Algarve, o deserto português
Para quando um país a investir no que realmente importa? Ou só iremos acordar quando o Algarve for já uma extensão de Marrocos, com o deserto aos nossos pés? Invictamente, por João Fróis
Temos tido um outono e início de inverno com boa pluviosidade, mas somente a centro e norte, com as albufeiras cheias e com total recuperação dos níveis de secura extrema recentes. No Algarve a situação continua, no entanto, dramática, com as principais albufeiras em níveis de verão e com reservas para apenas alguns meses.
As alterações climáticas, independentemente da sua origem ser mais ou menos humana, são um facto indesmentível e os fenómenos extremos agudizam-se. Verões mais quentes e com recordes de temperatura, invernos mais curtos e menos frios mas com episódios extremos como o que afetam a europa central e norte por estes dias, com nevões épicos e picos negativos que superaram os 40º negativos na Escandinávia.

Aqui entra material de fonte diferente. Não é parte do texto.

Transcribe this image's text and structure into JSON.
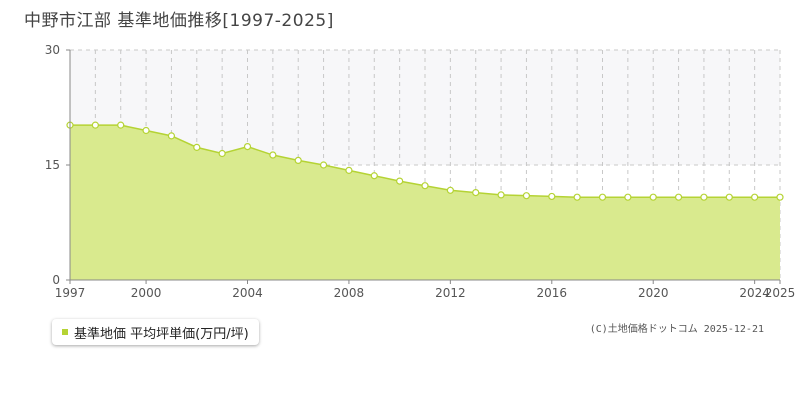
{
  "title": "中野市江部 基準地価推移[1997-2025]",
  "chart_data": {
    "type": "area",
    "title": "中野市江部 基準地価推移[1997-2025]",
    "xlabel": "",
    "ylabel": "",
    "xlim": [
      1997,
      2025
    ],
    "ylim": [
      0,
      30
    ],
    "y_ticks": [
      0,
      15,
      30
    ],
    "x_ticks": [
      1997,
      2000,
      2004,
      2008,
      2012,
      2016,
      2020,
      2024,
      2025
    ],
    "grid": true,
    "legend_position": "bottom-left",
    "series": [
      {
        "name": "基準地価 平均坪単価(万円/坪)",
        "color": "#b5d334",
        "fill": "#d9ea8e",
        "x": [
          1997,
          1998,
          1999,
          2000,
          2001,
          2002,
          2003,
          2004,
          2005,
          2006,
          2007,
          2008,
          2009,
          2010,
          2011,
          2012,
          2013,
          2014,
          2015,
          2016,
          2017,
          2018,
          2019,
          2020,
          2021,
          2022,
          2023,
          2024,
          2025
        ],
        "values": [
          20.2,
          20.2,
          20.2,
          19.5,
          18.8,
          17.3,
          16.5,
          17.4,
          16.3,
          15.6,
          15.0,
          14.3,
          13.6,
          12.9,
          12.3,
          11.7,
          11.4,
          11.1,
          11.0,
          10.9,
          10.8,
          10.8,
          10.8,
          10.8,
          10.8,
          10.8,
          10.8,
          10.8,
          10.8
        ]
      }
    ]
  },
  "legend": {
    "label": "基準地価 平均坪単価(万円/坪)"
  },
  "copyright": "(C)土地価格ドットコム 2025-12-21"
}
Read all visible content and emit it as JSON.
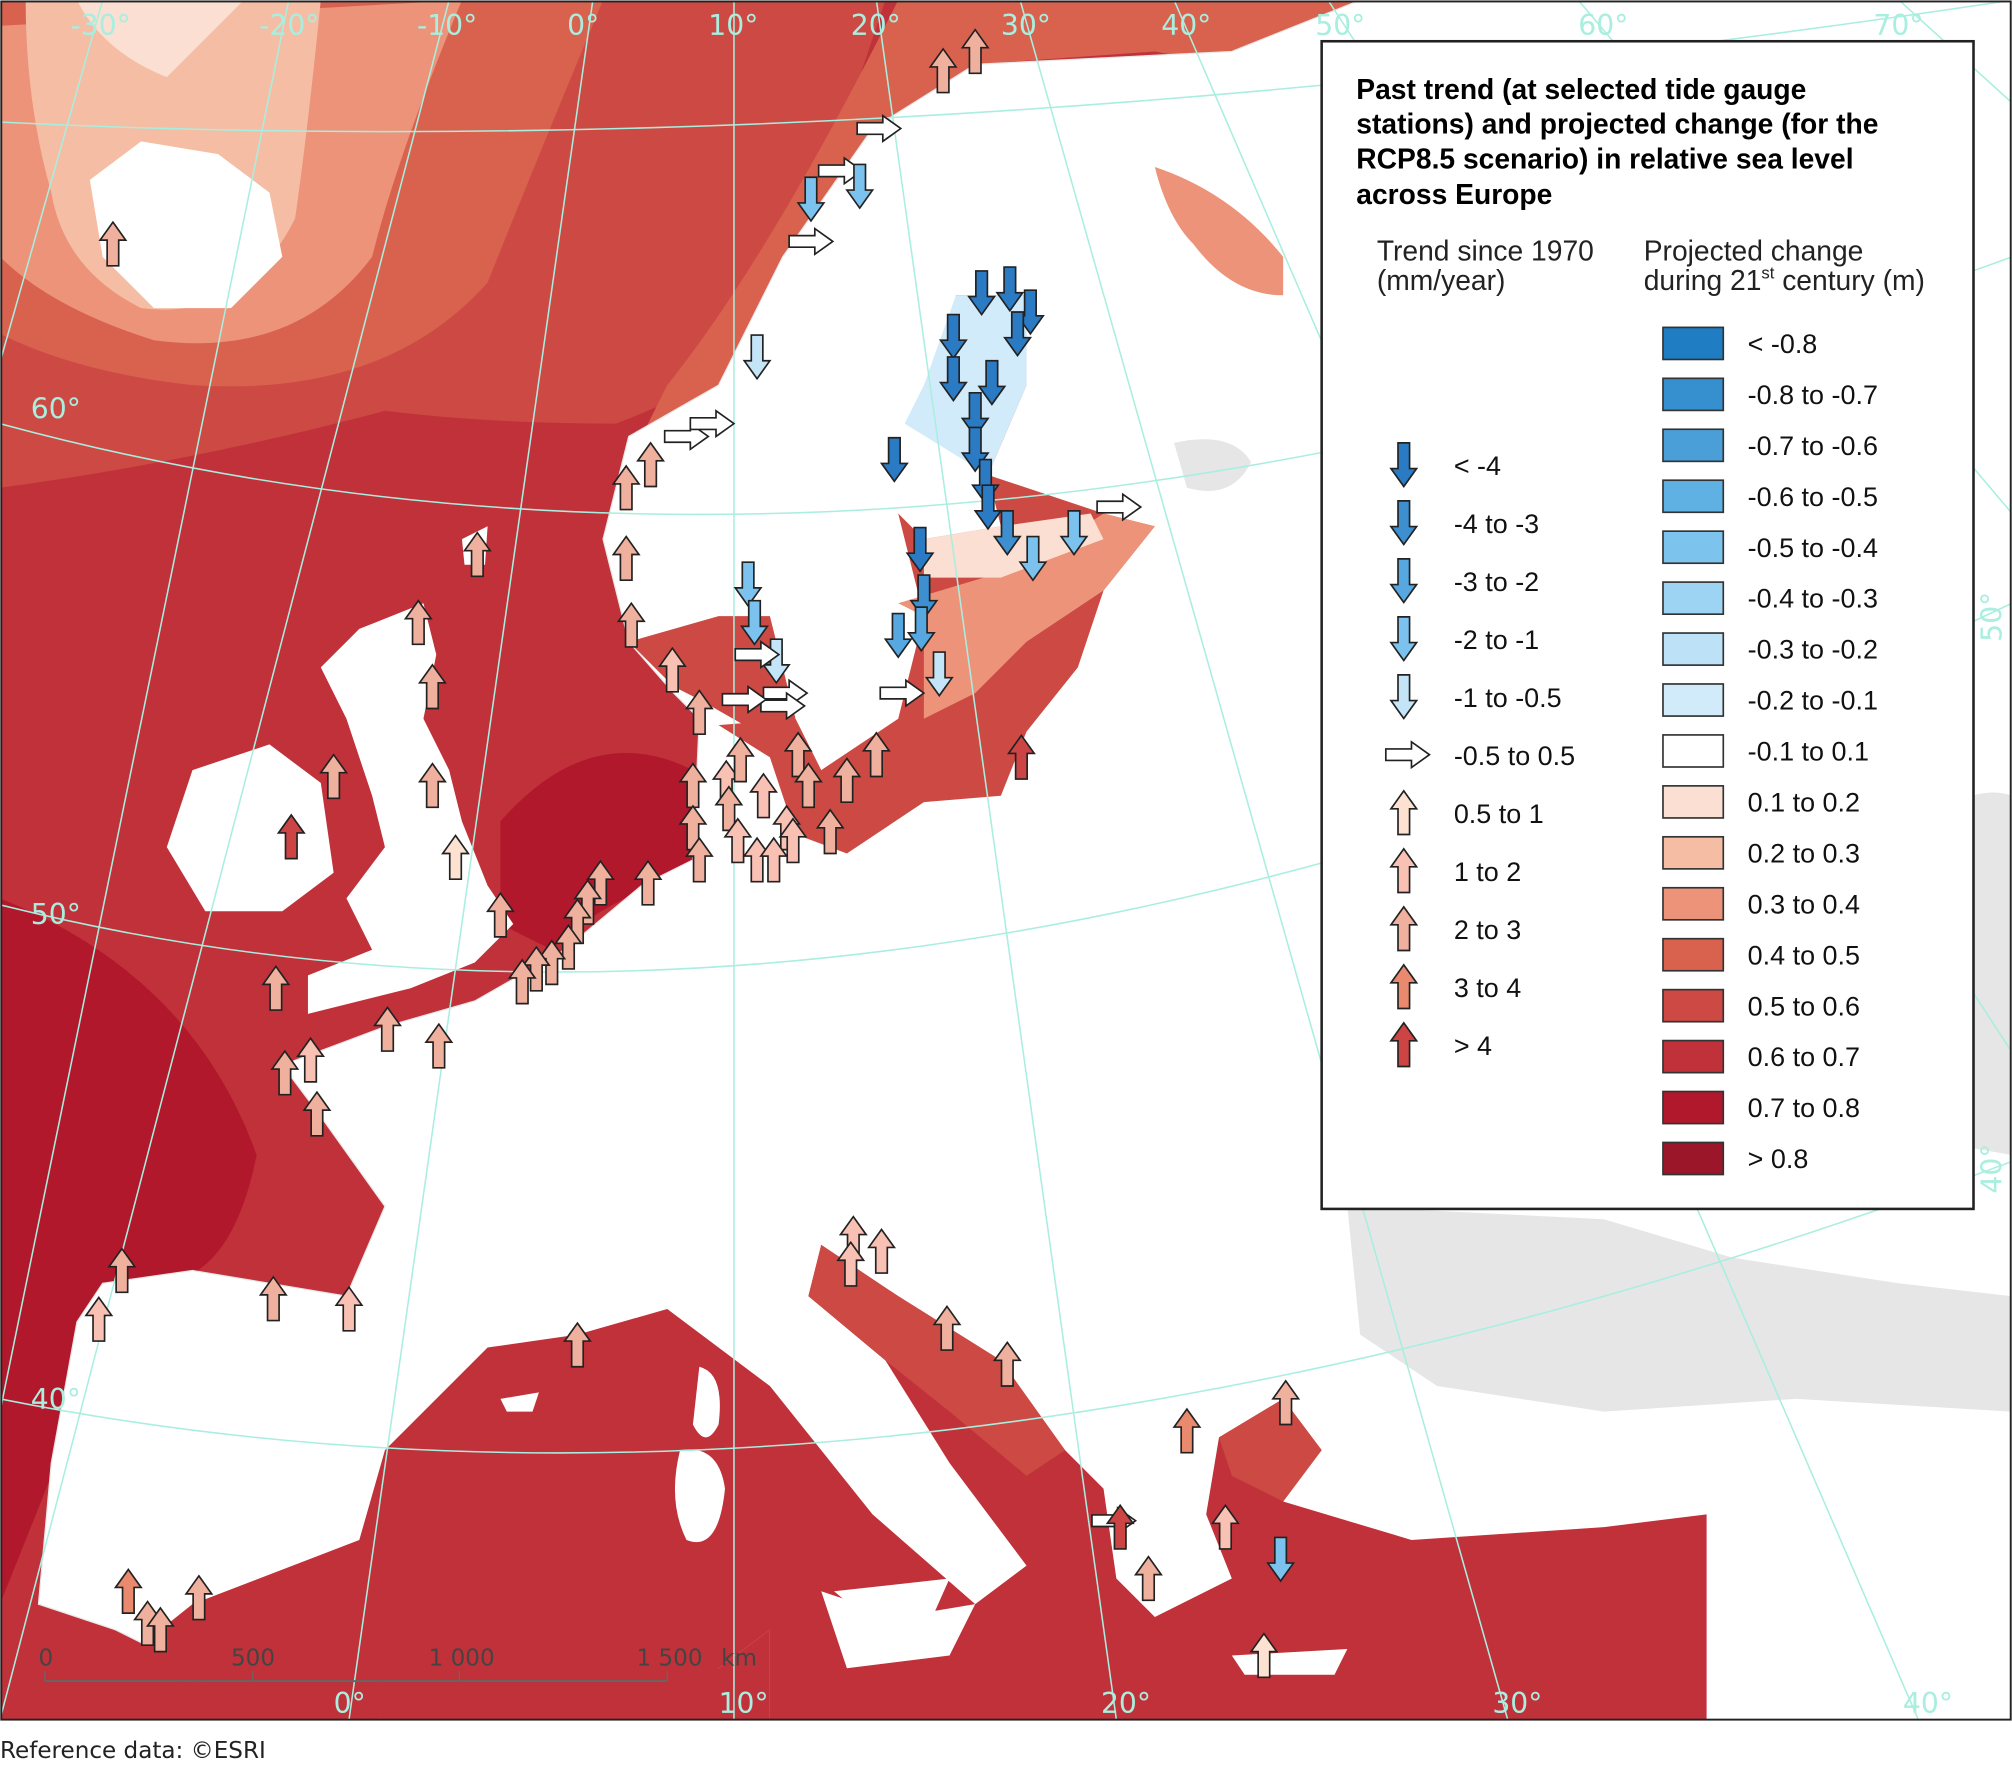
{
  "legend": {
    "title_lines": [
      "Past trend (at selected tide gauge",
      "stations) and projected change (for the",
      "RCP8.5 scenario) in relative sea level",
      "across Europe"
    ],
    "trend_heading": [
      "Trend since 1970",
      "(mm/year)"
    ],
    "projected_heading": {
      "line1": "Projected change",
      "line2_pre": "during 21",
      "line2_sup": "st",
      "line2_post": " century (m)"
    },
    "trend_classes": [
      {
        "label": "< -4",
        "direction": "down",
        "color": "#2b7bc4"
      },
      {
        "label": "-4 to -3",
        "direction": "down",
        "color": "#3d8fd0"
      },
      {
        "label": "-3 to -2",
        "direction": "down",
        "color": "#57a8e0"
      },
      {
        "label": "-2 to -1",
        "direction": "down",
        "color": "#7cc2ee"
      },
      {
        "label": "-1 to -0.5",
        "direction": "down",
        "color": "#c4e4f8"
      },
      {
        "label": "-0.5 to 0.5",
        "direction": "right",
        "color": "#ffffff"
      },
      {
        "label": "0.5 to 1",
        "direction": "up",
        "color": "#fde2d2"
      },
      {
        "label": "1 to 2",
        "direction": "up",
        "color": "#f9c0b4"
      },
      {
        "label": "2 to 3",
        "direction": "up",
        "color": "#efb09e"
      },
      {
        "label": "3 to 4",
        "direction": "up",
        "color": "#e98a6e"
      },
      {
        "label": "> 4",
        "direction": "up",
        "color": "#cd4444"
      }
    ],
    "projected_classes": [
      {
        "label": "< -0.8",
        "color": "#1f7ec3"
      },
      {
        "label": "-0.8 to -0.7",
        "color": "#368fcf"
      },
      {
        "label": "-0.7 to -0.6",
        "color": "#4a9fd9"
      },
      {
        "label": "-0.6 to -0.5",
        "color": "#5fb0e3"
      },
      {
        "label": "-0.5 to -0.4",
        "color": "#7cc4ee"
      },
      {
        "label": "-0.4 to -0.3",
        "color": "#9dd4f3"
      },
      {
        "label": "-0.3 to -0.2",
        "color": "#bde2f7"
      },
      {
        "label": "-0.2 to -0.1",
        "color": "#d2ebfa"
      },
      {
        "label": "-0.1 to 0.1",
        "color": "#ffffff"
      },
      {
        "label": "0.1 to 0.2",
        "color": "#fbdfd2"
      },
      {
        "label": "0.2 to 0.3",
        "color": "#f5bda4"
      },
      {
        "label": "0.3 to 0.4",
        "color": "#ec9379"
      },
      {
        "label": "0.4 to 0.5",
        "color": "#d9624f"
      },
      {
        "label": "0.5 to 0.6",
        "color": "#cc4a43"
      },
      {
        "label": "0.6 to 0.7",
        "color": "#c0313a"
      },
      {
        "label": "0.7 to 0.8",
        "color": "#b2182b"
      },
      {
        "label": "> 0.8",
        "color": "#9a1628"
      }
    ]
  },
  "graticule": {
    "top_meridians": [
      "-30°",
      "-20°",
      "-10°",
      "0°",
      "10°",
      "20°",
      "30°",
      "40°",
      "50°",
      "60°",
      "70°"
    ],
    "bottom_meridians": [
      "0°",
      "10°",
      "20°",
      "30°",
      "40°"
    ],
    "left_parallels": [
      "60°",
      "50°",
      "40°"
    ],
    "right_parallels": [
      "50°",
      "40°"
    ]
  },
  "scale_bar": {
    "ticks": [
      "0",
      "500",
      "1 000",
      "1 500"
    ],
    "unit": "km"
  },
  "footer": "Reference data: ©ESRI",
  "colors": {
    "land": "#ffffff",
    "non_covered": "#e6e6e6",
    "graticule": "#a9eedf",
    "border": "#e8e8e8"
  }
}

Na península ibérica, com um clima misto de atlântico e mediterrâneo, a escassez de água é há muito mais que uma preocupação, uma realidade. Mas enquanto a vizinha Espanha, mais quente e seca, há muito elaborou um plano de transvases entre bacias hidrográficas para obstar à secura extrema da região do Levante, por cá continuamos a assistir á desertificação do algarve e baixo Alentejo e pouco temos feito para inverter esta tendência dramática. O efeito Alqueva tem as suas limitações e não consegue responder a todas as solicitações da região, sejam na agricultura, a grande consumidora do precioso líquido, seja no consumo humano.
Se o plano de transvases espanhol sempre gerou muitas críticas, pelo efeito de secagem que está a provocar na bacia do Tajo, a denominação vizinha para o também nosso Tejo, a verdade é que desde que a ligação Tajo-Segura foi implementada em 1979, a outrora semi-desértica região do Levante transformou-se na horta de Espanha, com milhares de hectares de regadio e estufas que produzem para o mercado interno e para exportação. Com a escassez de pluviosidade da bacia do Tajo os problemas deste transvase agudizam-se e podem comprometer esta ligação artificial e a sua efetividade, mas noutros casos o sistema continua fluido, como são os casos da Bacia do Ebro, a montante em Besaya, de 1982 e a jusante, em Tarragona, de 1989. Mais recente e claramente a aproveitar o efeito Alqueva, a ligação Guadiana – Guadalquivir pretende alimentar a bacia deste importante rio que abastece cidades como Córdoba e Sevilha e onde existem olivais a perder de vista.
Por cá a chuva continua felizmente a cair em bom ritmo a centro e norte e ainda ontem, em viagem, passei sobre o rio Vouga e o alagamento dos terrenos em volta fez logo pensar na secura que o algarve vive e no contraste gritante entra esta abundância e desperdício no distrito de Aveiro e a dramática escassez 500 quilómetros a sul no distrito de Faro. Houvesse um sistema de transvases entre bacias e poderíamos aproveitar a água que a norte flui para o mar e deslocá-la para as albufeiras do Sul do Alentejo e Algarve.
Fala-se muito em projetos estruturais em Portugal, construíram-se autoestradas em catadupa e muitas delas pouco tráfego têm, continuamos a falar no novo aeroporto de Lisboa ao fim de 50 longos anos e a alta velocidade ferroviária só agora está em projeto e fase de arranque, quando na europa já existe desde os anos 70 do século XX. Estes atrasos refletem as inércias de planeamento e prioridades neste país e são tão mais preocupantes face ao curso do tempo e aos problemas acrescidos que as alterações climáticas trazem e que são já uma realidade com a qual temos de aprender a viver.
Pensar em criar um sistema de transvases das bacias do Douro e Vouga para as do Tejo, Sado e Mira, parece mais que uma boa ideia, uma inevitabilidade. As já tão faladas centrais de dessalinização podem ser igualmente uma solução a aplicar, mas não terão capacidade para debelar as imensas necessidades que a região sul já tem e mais virá a ter num futuro próximo. Afinal sem água não há vida e termos na região mais seca do país as maiores infraestruturas turísticas nacionais, é um paradoxo e em breve um enorme problema que só as ditas centrais de dessalinização poderão de alguma forma atenuar.